The Service Employees International Union has postponed a decision on an endorsement until next month, a setback for Democratic presidential candidate John Edwards.
The SEIU's executive board has decided to wait until October before deciding which one of the three leading Democratic candidates — Hillary Rodham Clinton, Barack Obama or Edwards — to endorse, a spokeswoman said Tuesday.
"The executive board has decided to go back to the local members and ask their opinions before making a decision," spokeswoman Stephanie Mueller said.
This weekend marks the end of the third quarter fundraising period and will provide strong signals on the viability of the candidates. Edwards, a favorite of labor who has picked up several key endorsements, lags his top two rivals in fundraising and trails them in national polls.
During the first six months of the year, Obama led the Democratic field in money, raising $58.5 million. Clinton raised $52.5 million and Edwards raised $23 million. Clinton, however, had the most cash on hand at the end of June, with $45.2 million in the bank.
Clinton, the party's front-runner, also holds the edge in labor endorsements.
The 1.8-million member union winnowed the Democratic field to Clinton, Obama and Edwards after the three were the clear favorites at an SEIU forum in Washington last week. SEIU leaders asked for and met with the three candidates' campaigns in Chicago on Monday. Clinton, Edwards and Obama are scheduled to speak on Tuesday to the Change To Win labor conference.
Anna Burger, SEIU's secretary-treasurer, said many union officials had to leave after hearing the three presentations Monday, so they decided to postpone any action until their October meeting. She said the union didn't endorse until November 2003 and rejected suggestions that the delays could be hurting their eventual endorsee.

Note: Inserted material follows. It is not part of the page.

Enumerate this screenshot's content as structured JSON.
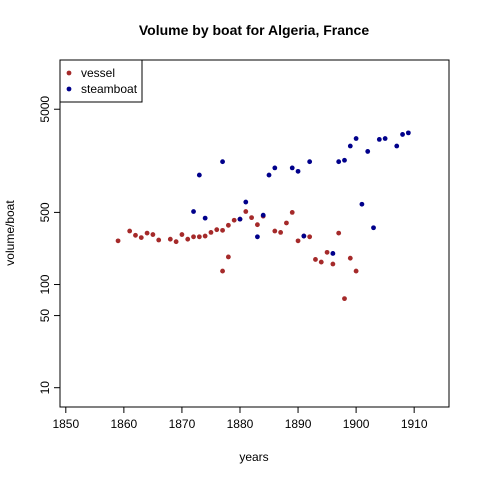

"This is earlier than we ever considered endorsing before, so it depends on your perspective," she said.
Officials with Change to Win's leadership told reporters Tuesday morning that they are struggling with whether to make an endorsement with so many candidates they support competing for the nomination.
"These are tough determinations," said Bruce Raynor, UNITE HERE's general president.
SEIU is one of the seven unions, including hotel workers, janitors, Teamsters and truck drivers, that broke away from the AFL-CIO to form the rival labor federation.
The SEIU endorsement is one of the most important labor endorsements available, with the organization donating more than $25 million to mostly Democratic candidates since 1989, according to the Center for Responsive Politics.